WA Health Minister Roger Cook agrees with public health experts calling for WA to follow the Northern Territory to impose an alcohol floor price.
WA Health Minister Roger Cook wants the state to follow the Northern Territory in introducing a floor price for alcohol, saying it would reduced violence and hospital admissions.
The NT government announced this week it had opted for a $1.30 a unit floor price that would push up how much consumers pay for "really cheap grog".
Mr Cook says he is keen to see how the NT program works and WA will investigate and possibly follow suit.
"One of the particular policy areas I have asked to hear more about is how having a minimum floor price for alcohol could impact on harmful drinking," he told the summit.
"What we know is that a minimum price on alcohol as it has been implemented in other jurisdictions across the world has had a dramatic impact in reducing alcohol-related violence in the community but also reducing the amount of people coming into emergency departments."
He said it was concerning that businesses such as Aldi sold wine for a low as $2.70 a bottle, which provided easy access for vulnerable people that engaged in risky behaviour when drinking.
He will have to get support from Labor colleagues and says the government won't impose the policy without community support.
Mr Cook was commenting at a Preventive Health Summit, where WA Cancer Council director of education and research educator Terry Slevin and other experts called for a minimum $1.50 unit price on packaged alcohol to reduce harm.

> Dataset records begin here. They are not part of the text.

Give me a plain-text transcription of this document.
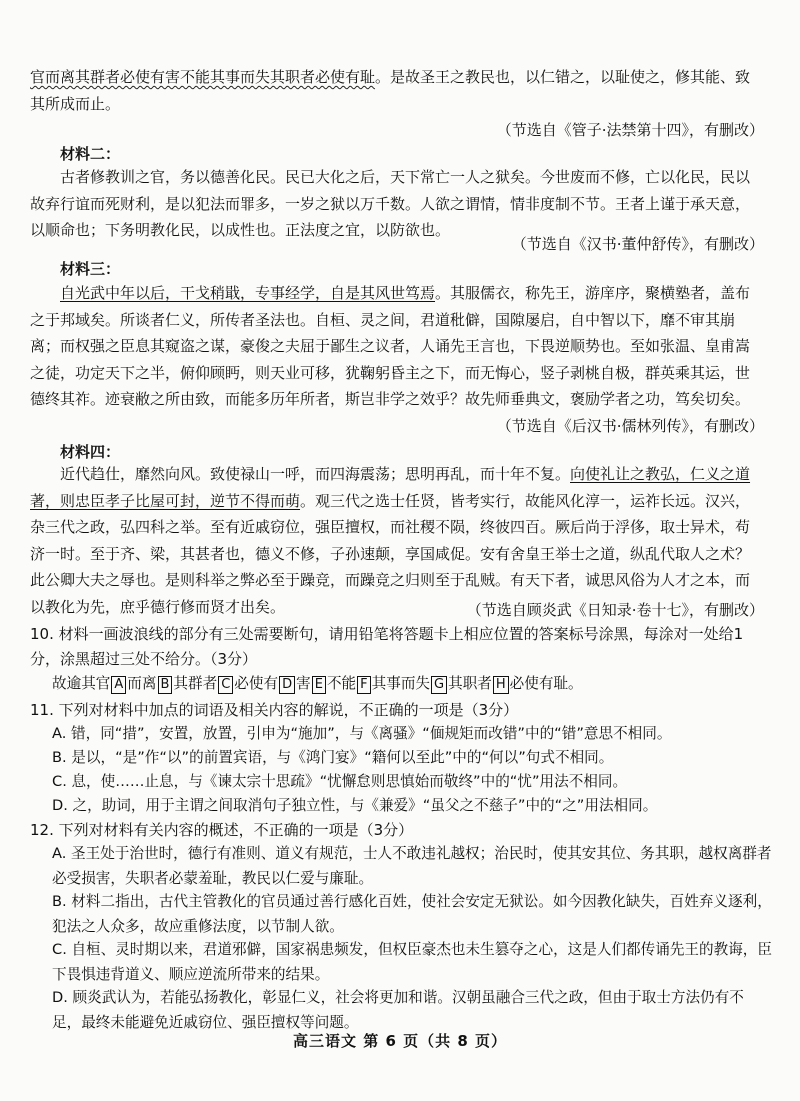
官而离其群者必使有害不能其事而失其职者必使有耻。是故圣王之教民也，以仁错之，以耻使之，修其能、致其所成而止。
（节选自《管子·法禁第十四》，有删改）
材料二：
古者修教训之官，务以德善化民。民已大化之后，天下常亡一人之狱矣。今世废而不修，亡以化民，民以故弃行谊而死财利，是以犯法而罪多，一岁之狱以万千数。人欲之谓情，情非度制不节。王者上谨于承天意，以顺命也；下务明教化民，以成性也。正法度之宜，以防欲也。
（节选自《汉书·董仲舒传》，有删改）
材料三：
自光武中年以后，干戈稍戢，专事经学，自是其风世笃焉。其服儒衣，称先王，游庠序，聚横塾者，盖布之于邦域矣。所谈者仁义，所传者圣法也。自桓、灵之间，君道秕僻，国隙屡启，自中智以下，靡不审其崩离；而权强之臣息其窥盗之谋，豪俊之夫屈于鄙生之议者，人诵先王言也，下畏逆顺势也。至如张温、皇甫嵩之徒，功定天下之半，俯仰顾眄，则天业可移，犹鞠躬昏主之下，而无悔心，竖子剥桃自极，群英乘其运，世德终其祚。迹衰敝之所由致，而能多历年所者，斯岂非学之效乎？故先师垂典文，褒励学者之功，笃矣切矣。
（节选自《后汉书·儒林列传》，有删改）
材料四：
近代趋仕，靡然向风。致使禄山一呼，而四海震荡；思明再乱，而十年不复。向使礼让之教弘，仁义之道著，则忠臣孝子比屋可封，逆节不得而萌。观三代之选士任贤，皆考实行，故能风化淳一，运祚长远。汉兴，杂三代之政，弘四科之举。至有近戚窃位，强臣擅权，而社稷不陨，终彼四百。厥后尚于浮侈，取士异术，苟济一时。至于齐、梁，其甚者也，德义不修，子孙速颠，享国咸促。安有舍皇王举士之道，纵乱代取人之术？此公卿大夫之辱也。是则科举之弊必至于躁竞，而躁竞之归则至于乱贼。有天下者，诚思风俗为人才之本，而以教化为先，庶乎德行修而贤才出矣。	（节选自顾炎武《日知录·卷十七》，有删改）
10. 材料一画波浪线的部分有三处需要断句，请用铅笔将答题卡上相应位置的答案标号涂黑，每涂对一处给1分，涂黑超过三处不给分。（3分）
故逾其官 A 而离 B 其群者 C 必使有 D 害 E 不能 F 其事而失 G 其职者 H 必使有耻。
11. 下列对材料中加点的词语及相关内容的解说，不正确的一项是（3分）
A. 错，同“措”，安置，放置，引申为“施加”，与《离骚》“偭规矩而改错”中的“错”意思不相同。
B. 是以，“是”作“以”的前置宾语，与《鸿门宴》“籍何以至此”中的“何以”句式不相同。
C. 息，使……止息，与《谏太宗十思疏》“忧懈怠则思慎始而敬终”中的“忧”用法不相同。
D. 之，助词，用于主谓之间取消句子独立性，与《兼爱》“虽父之不慈子”中的“之”用法相同。
12. 下列对材料有关内容的概述，不正确的一项是（3分）
A. 圣王处于治世时，德行有准则、道义有规范，士人不敢违礼越权；治民时，使其安其位、务其职，越权离群者必受损害，失职者必蒙羞耻，教民以仁爱与廉耻。
B. 材料二指出，古代主管教化的官员通过善行感化百姓，使社会安定无狱讼。如今因教化缺失，百姓弃义逐利，犯法之人众多，故应重修法度，以节制人欲。
C. 自桓、灵时期以来，君道邪僻，国家祸患频发，但权臣豪杰也未生篡夺之心，这是人们都传诵先王的教诲，臣下畏惧违背道义、顺应逆流所带来的结果。
D. 顾炎武认为，若能弘扬教化，彰显仁义，社会将更加和谐。汉朝虽融合三代之政，但由于取士方法仍有不足，最终未能避免近戚窃位、强臣擅权等问题。
高三语文 第 6 页（共 8 页）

Friday's event follows the release of a major review of the health system this week, which recommended an increase on the current rate of just 2.7 per cent of the total health spend on prevention be increased.
The focus of Friday's summit was obesity and alcohol-related harm, which Mr Cook called "two of the greatest public health challenges facing the state".
The Sustainable Health Review interim report released by senior public servant Robyn Kruk found spending on WA health had soared to unsustainable levels, more than doubling in the last decade representing nearly $1 in every $3 the cash-strapped government spends.
"We are not going to resolve health issues in Western Australia by jamming more people into hospitals," he said.
Alcohol use was linked to a range of issues, including a 49 per cent increase in emergency department attendances over a decade, along with preventable chronic diseases, mental health problems and others.